Dwi murti pun bertanya.
"Mengapa kau menetapku seperti itu?
Hmm. Kebiasaan!
Cengar-Cengir tak jelas. Dasar tua menyebalkan!".-Gerutu Dwi murti.
"Hmm. Ketahuilah!
Aku sangat menyayangimu!".
"Hmm. Iya. Aku tahu itu!".
"Baguslah!
Oh iya. Bagaimana?
Apakah Sudah ada keputusanmu tentang Rencana lamaran Pangeran Iki?".
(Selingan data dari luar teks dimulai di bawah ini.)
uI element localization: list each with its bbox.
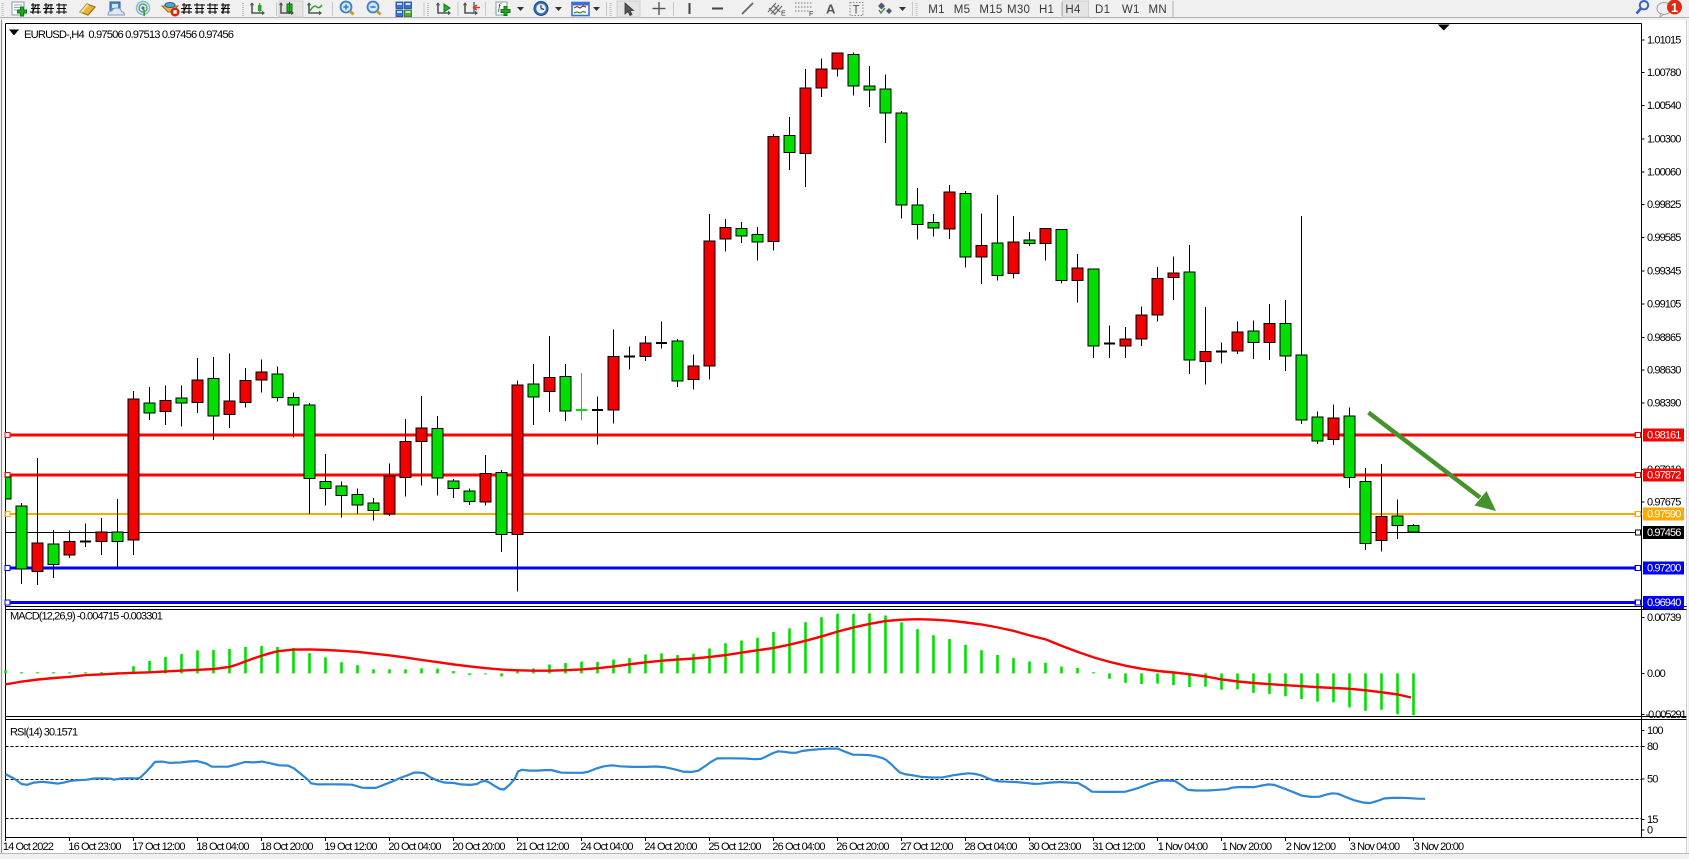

Seketika Dwi Murti menundukan kepalanya.
Hembus nafasnya terasa berat.
"Hmm. Entahlah!
Aku belum membalas Surat dari Mereka!".
"Mengapa?".
Menarik nafas dalam kemudian berkata.
"Saat ini aku sedang Gundah Gulana!".
"Hmm. Gunda Gulana?".-Batinnya
"Kolo. Saat ini aku tak punya siapa-siapa selain Dirimu!
Aku merasa tak pantas di dampingimu dalam Proses pernikah Nanti!".-Terang Dwi Murti.
"Hmm Andai Saja Ayah dan Ibu masih hidup!".
Seketika Kolo pun membisu mendengar ucapan itu.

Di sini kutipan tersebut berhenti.